Modern vision language pipelines are driven by RGB vision encoders trained on massive image text corpora. While these pipelines have enabled impressive zero-shot capabilities and strong transfer across tasks, they still inherit two structural inefficiencies from the pixel domain: (i) transmitting dense RGB images from edge devices to the cloud is energy-intensive and costly, and (ii) patch-based tokenization explodes sequence length, stressing attention budgets and context limits. We explore 2D Gaussian Splatting (2DGS) as an alternative visual substrate for alignment: a compact, spatially adaptive representation that parameterizes images by a set of colored anisotropic Gaussians. We develop a scalable 2DGS pipeline with structured initialization, luminance-aware pruning, and batched CUDA kernels, achieving over 90x faster fitting and about 97% GPU utilization compared to prior implementations. We further adapt contrastive language-image pre-training (CLIP) to 2DGS by reusing a frozen RGB-based transformer backbone with a lightweight splat-aware input stem and a perceiver resampler, training only 9.7% to 13.8% of the total parameters.
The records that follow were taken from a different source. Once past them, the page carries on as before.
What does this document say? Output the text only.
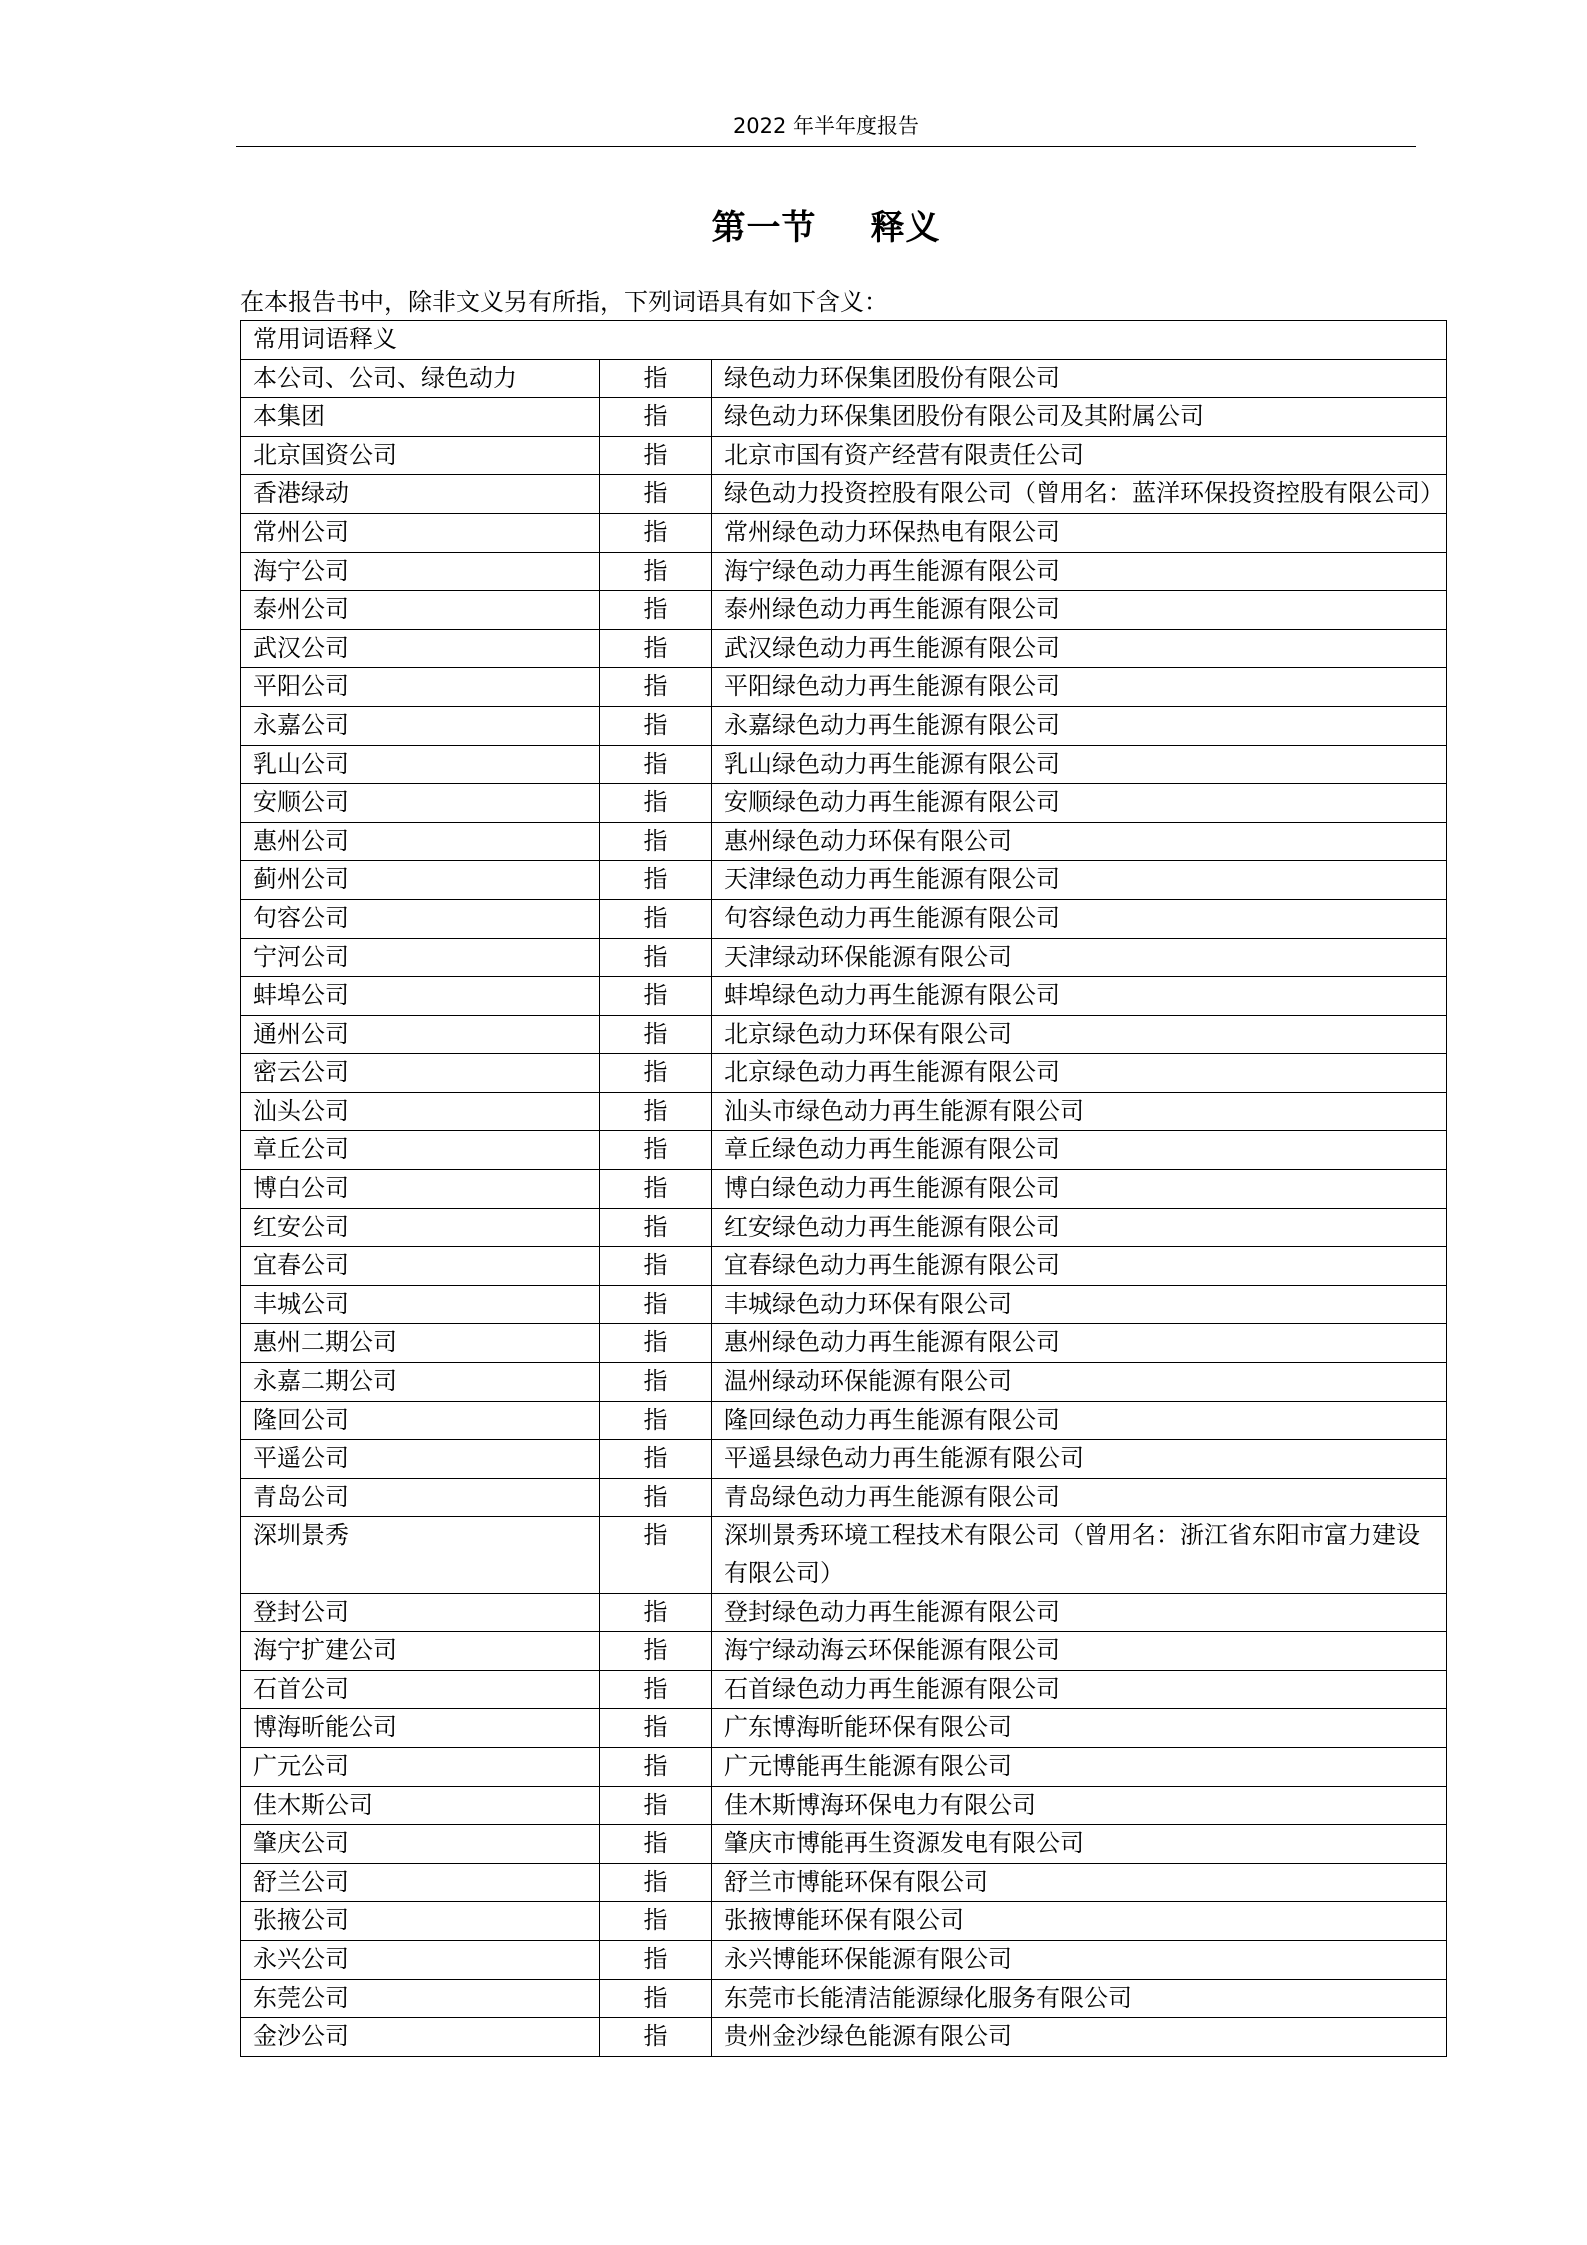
2022 年半年度报告
第一节 释义
在本报告书中，除非文义另有所指，下列词语具有如下含义：
常用词语释义		
本公司、公司、绿色动力	指	绿色动力环保集团股份有限公司
本集团	指	绿色动力环保集团股份有限公司及其附属公司
北京国资公司	指	北京市国有资产经营有限责任公司
香港绿动	指	绿色动力投资控股有限公司（曾用名：蓝洋环保投资控股有限公司）
常州公司	指	常州绿色动力环保热电有限公司
海宁公司	指	海宁绿色动力再生能源有限公司
泰州公司	指	泰州绿色动力再生能源有限公司
武汉公司	指	武汉绿色动力再生能源有限公司
平阳公司	指	平阳绿色动力再生能源有限公司
永嘉公司	指	永嘉绿色动力再生能源有限公司
乳山公司	指	乳山绿色动力再生能源有限公司
安顺公司	指	安顺绿色动力再生能源有限公司
惠州公司	指	惠州绿色动力环保有限公司
蓟州公司	指	天津绿色动力再生能源有限公司
句容公司	指	句容绿色动力再生能源有限公司
宁河公司	指	天津绿动环保能源有限公司
蚌埠公司	指	蚌埠绿色动力再生能源有限公司
通州公司	指	北京绿色动力环保有限公司
密云公司	指	北京绿色动力再生能源有限公司
汕头公司	指	汕头市绿色动力再生能源有限公司
章丘公司	指	章丘绿色动力再生能源有限公司
博白公司	指	博白绿色动力再生能源有限公司
红安公司	指	红安绿色动力再生能源有限公司
宜春公司	指	宜春绿色动力再生能源有限公司
丰城公司	指	丰城绿色动力环保有限公司
惠州二期公司	指	惠州绿色动力再生能源有限公司
永嘉二期公司	指	温州绿动环保能源有限公司
隆回公司	指	隆回绿色动力再生能源有限公司
平遥公司	指	平遥县绿色动力再生能源有限公司
青岛公司	指	青岛绿色动力再生能源有限公司
深圳景秀	指	深圳景秀环境工程技术有限公司（曾用名：浙江省东阳市富力建设有限公司）
登封公司	指	登封绿色动力再生能源有限公司
海宁扩建公司	指	海宁绿动海云环保能源有限公司
石首公司	指	石首绿色动力再生能源有限公司
博海昕能公司	指	广东博海昕能环保有限公司
广元公司	指	广元博能再生能源有限公司
佳木斯公司	指	佳木斯博海环保电力有限公司
肇庆公司	指	肇庆市博能再生资源发电有限公司
舒兰公司	指	舒兰市博能环保有限公司
张掖公司	指	张掖博能环保有限公司
永兴公司	指	永兴博能环保能源有限公司
东莞公司	指	东莞市长能清洁能源绿化服务有限公司
金沙公司	指	贵州金沙绿色能源有限公司
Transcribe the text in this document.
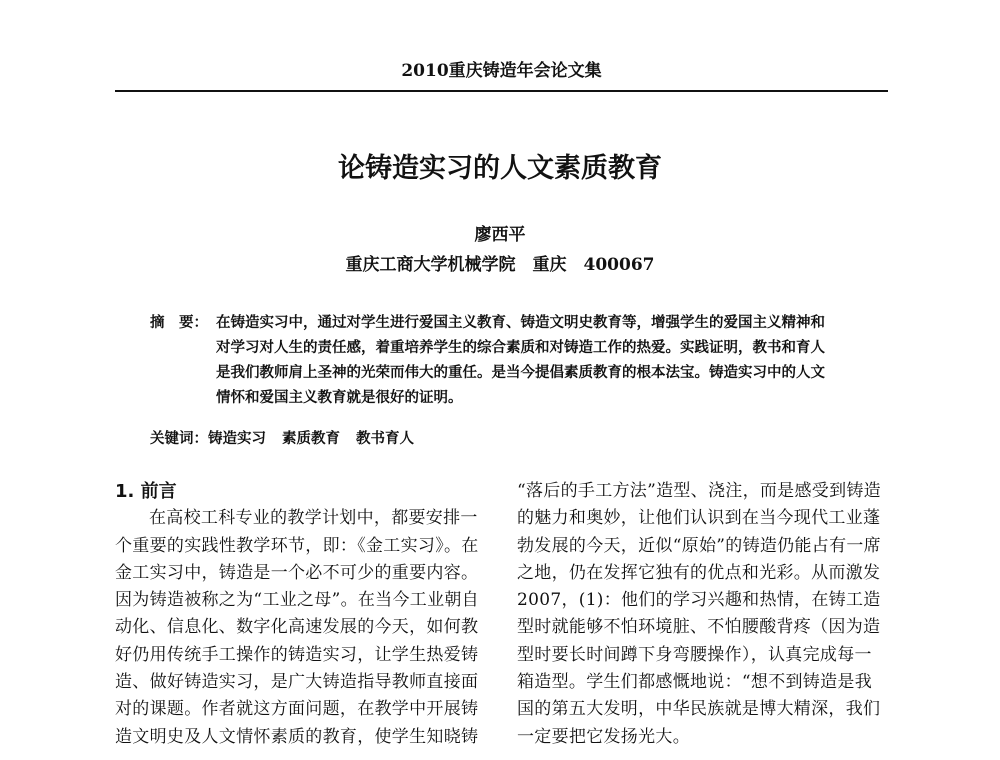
2010重庆铸造年会论文集
论铸造实习的人文素质教育
廖西平
重庆工商大学机械学院　重庆　400067
摘　要： 在铸造实习中，通过对学生进行爱国主义教育、铸造文明史教育等，增强学生的爱国主义精神和
对学习对人生的责任感，着重培养学生的综合素质和对铸造工作的热爱。实践证明，教书和育人
是我们教师肩上圣神的光荣而伟大的重任。是当今提倡素质教育的根本法宝。铸造实习中的人文
情怀和爱国主义教育就是很好的证明。
关键词：铸造实习 素质教育 教书育人
1. 前言
在高校工科专业的教学计划中，都要安排一
个重要的实践性教学环节，即：《金工实习》。在
金工实习中，铸造是一个必不可少的重要内容。
因为铸造被称之为“工业之母”。在当今工业朝自
动化、信息化、数字化高速发展的今天，如何教
好仍用传统手工操作的铸造实习，让学生热爱铸
造、做好铸造实习，是广大铸造指导教师直接面
对的课题。作者就这方面问题，在教学中开展铸
造文明史及人文情怀素质的教育，使学生知晓铸
“落后的手工方法”造型、浇注，而是感受到铸造
的魅力和奥妙，让他们认识到在当今现代工业蓬
勃发展的今天，近似“原始”的铸造仍能占有一席
之地，仍在发挥它独有的优点和光彩。从而激发
2007，(1)：他们的学习兴趣和热情，在铸工造
型时就能够不怕环境脏、不怕腰酸背疼（因为造
型时要长时间蹲下身弯腰操作），认真完成每一
箱造型。学生们都感慨地说：“想不到铸造是我
国的第五大发明，中华民族就是博大精深，我们
一定要把它发扬光大。
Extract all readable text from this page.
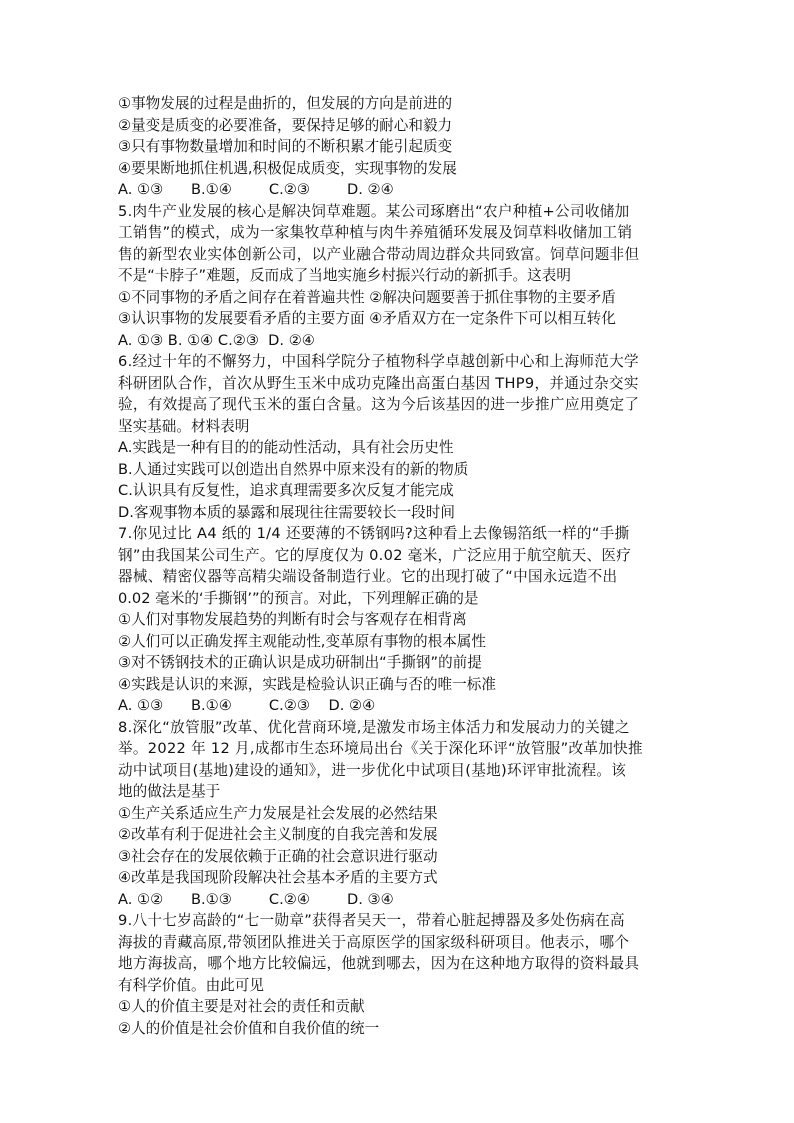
①事物发展的过程是曲折的，但发展的方向是前进的
②量变是质变的必要准备，要保持足够的耐心和毅力
③只有事物数量增加和时间的不断积累才能引起质变
④要果断地抓住机遇,积极促成质变，实现事物的发展
A. ①③      B.①④        C.②③        D. ②④
5.肉牛产业发展的核心是解决饲草难题。某公司琢磨出“农户种植+公司收储加
工销售”的模式，成为一家集牧草种植与肉牛养殖循环发展及饲草料收储加工销
售的新型农业实体创新公司，以产业融合带动周边群众共同致富。饲草问题非但
不是“卡脖子”难题，反而成了当地实施乡村振兴行动的新抓手。这表明
①不同事物的矛盾之间存在着普遍共性 ②解决问题要善于抓住事物的主要矛盾
③认识事物的发展要看矛盾的主要方面 ④矛盾双方在一定条件下可以相互转化
A. ①③ B. ①④ C.②③  D. ②④
6.经过十年的不懈努力，中国科学院分子植物科学卓越创新中心和上海师范大学
科研团队合作，首次从野生玉米中成功克隆出高蛋白基因 THP9，并通过杂交实
验，有效提高了现代玉米的蛋白含量。这为今后该基因的进一步推广应用奠定了
坚实基础。材料表明
A.实践是一种有目的的能动性活动，具有社会历史性
B.人通过实践可以创造出自然界中原来没有的新的物质
C.认识具有反复性，追求真理需要多次反复才能完成
D.客观事物本质的暴露和展现往往需要较长一段时间
7.你见过比 A4 纸的 1/4 还要薄的不锈钢吗?这种看上去像锡箔纸一样的“手撕
钢”由我国某公司生产。它的厚度仅为 0.02 毫米，广泛应用于航空航天、医疗
器械、精密仪器等高精尖端设备制造行业。它的出现打破了“中国永远造不出
0.02 毫米的‘手撕钢’”的预言。对此，下列理解正确的是
①人们对事物发展趋势的判断有时会与客观存在相背离
②人们可以正确发挥主观能动性,变革原有事物的根本属性
③对不锈钢技术的正确认识是成功研制出“手撕钢”的前提
④实践是认识的来源，实践是检验认识正确与否的唯一标准
A. ①③      B.①④        C.②③    D. ②④
8.深化“放管服”改革、优化营商环境,是激发市场主体活力和发展动力的关键之
举。2022 年 12 月,成都市生态环境局出台《关于深化环评“放管服”改革加快推
动中试项目(基地)建设的通知》，进一步优化中试项目(基地)环评审批流程。该
地的做法是基于
①生产关系适应生产力发展是社会发展的必然结果
②改革有利于促进社会主义制度的自我完善和发展
③社会存在的发展依赖于正确的社会意识进行驱动
④改革是我国现阶段解决社会基本矛盾的主要方式
A. ①②      B.①③        C.②④        D. ③④
9.八十七岁高龄的“七一勋章”获得者吴天一，带着心脏起搏器及多处伤病在高
海拔的青藏高原,带领团队推进关于高原医学的国家级科研项目。他表示，哪个
地方海拔高，哪个地方比较偏远，他就到哪去，因为在这种地方取得的资料最具
有科学价值。由此可见
①人的价值主要是对社会的责任和贡献
②人的价值是社会价值和自我价值的统一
On a 12.8M dataset from DataComp, GS encoders yield competitive zero-shot performance on 38 datasets from the CLIP benchmark while compressing inputs 3x to 23.5x relative to pixels. Our results establish 2DGS as a viable multimodal substrate, pinpoint architectural bottlenecks, and open a path toward representations that are both semantically powerful and transmission-efficient for edge-cloud learning.